Ohio Sen. Sherrod Brown, a Democrat, is joining with Iowa Sen. Chuck Grassley, a Republican, to propose legislation they say would alter the Family Unification Program to help prevent homelessness for youth aging out of the foster care system.
The bill already passed the House last month with bipartisan support.
“We know that housing is everything. It’s a foundation for opportunity. Without safe, clean affordable housing it’s darn near impossible to hold down a job or pursue a degree or build a life for yourself,” Brown said during a conference call with reporters Wednesday.
Under the current program, foster youth have to live in the jurisdiction of a public housing agency that already has been awarded vouchers under the Family Unification Program. But only about 300 out of the country’s 4,000 public housing agencies receive the vouchers.
The legislation would allow any public housing agency to request a voucher from the Department of Housing and Urban Development for a foster youth who is preparing to leave the system. Public housing agencies would be required to work with Public Child Welfare Agencies to identify eligible recipients as well.
It also would extend the vouchers, which are available for three years those leaving the foster care system, for up to two additional years if they are pursuing self-sufficiency programs, workforce training or a degree or post-secondary credential.
Families and individual youth already are eligible for the vouchers, which are used to lease private housing. Vouchers for families are not time limited.
Youth leaving the foster care system are eligible if they are homeless or at risk of homelessness and are between the ages of 18 and 24 years old. To be eligible, individuals must have left foster care at age 16 or older or have plans to leave foster care within 90 days.

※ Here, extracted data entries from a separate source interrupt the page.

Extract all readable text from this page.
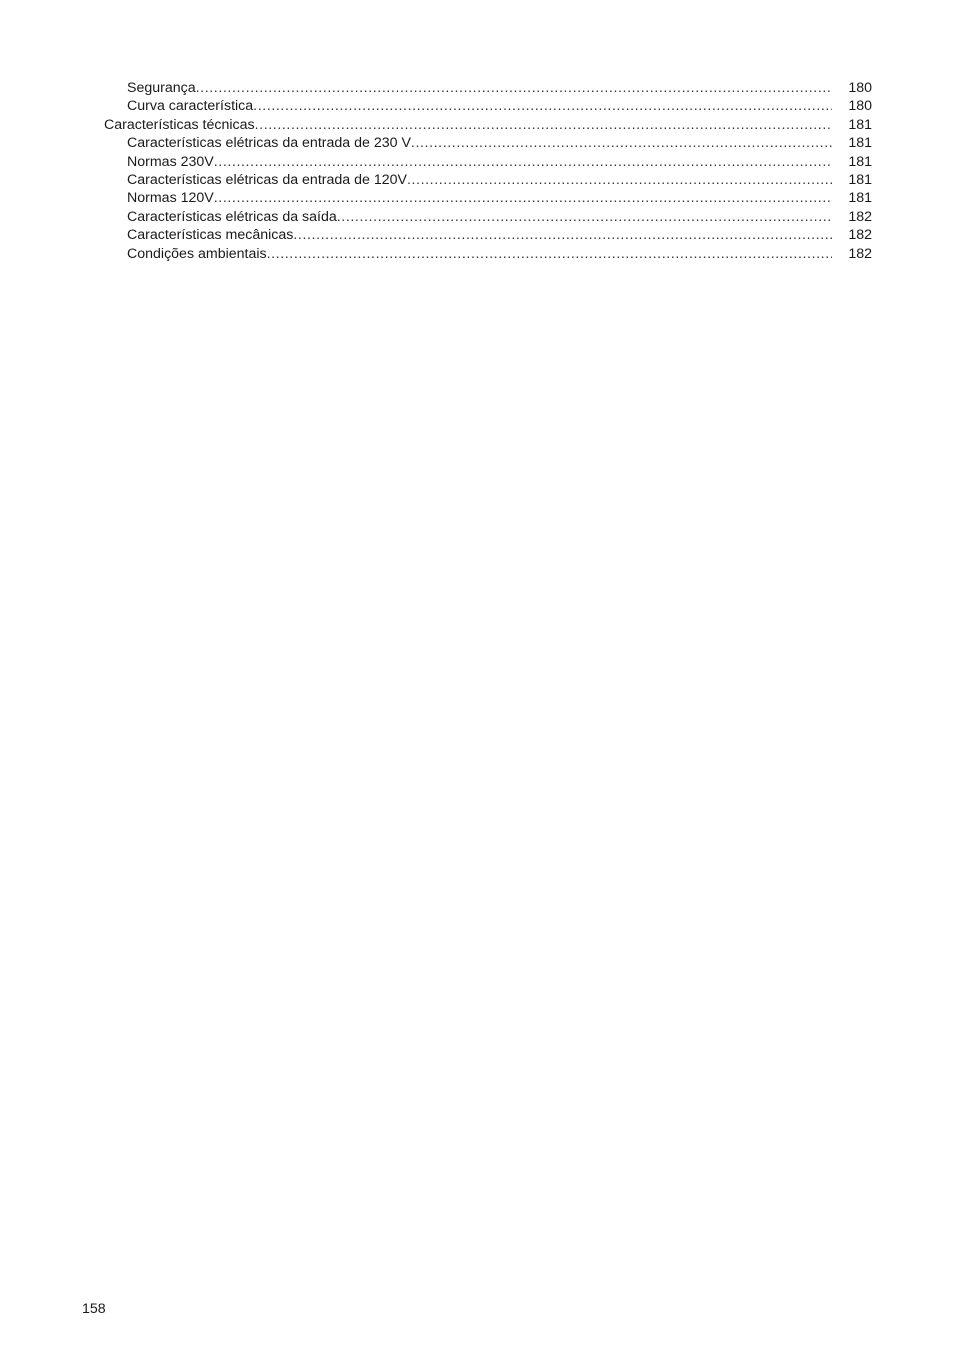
Segurança .....	180
Curva característica .....	180
Características técnicas .....	181
Características elétricas da entrada de 230 V .....	181
Normas 230V .....	181
Características elétricas da entrada de 120V .....	181
Normas 120V .....	181
Características elétricas da saída .....	182
Características mecânicas .....	182
Condições ambientais .....	182
158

Congress appropriated $20 million for the vouchers in 2019, according to the Congressional Budget Office. But more funding likely would be needed in a future appropriations bill to account for the expanded eligibility.
“What we see now is that these young people if they don’t have stable housing when they’re aging out is that the trauma increases because they experience homeless time,” said Amanda Leclerc, housing director at Huckleberry House, a social services organization in Columbus, Ohio. “There needs to be more available to them.”
Brown said he and Grassley are trying to rally more bipartisan support to get the bill through the Senate and, ultimately, to President Donald Trump’s desk. But that will require persuading Senate leadership and Trump to spend on the program, he said.
“This is one we’re more hopeful about in the Senate because we have been very careful to get Republican cosponsors,” he said.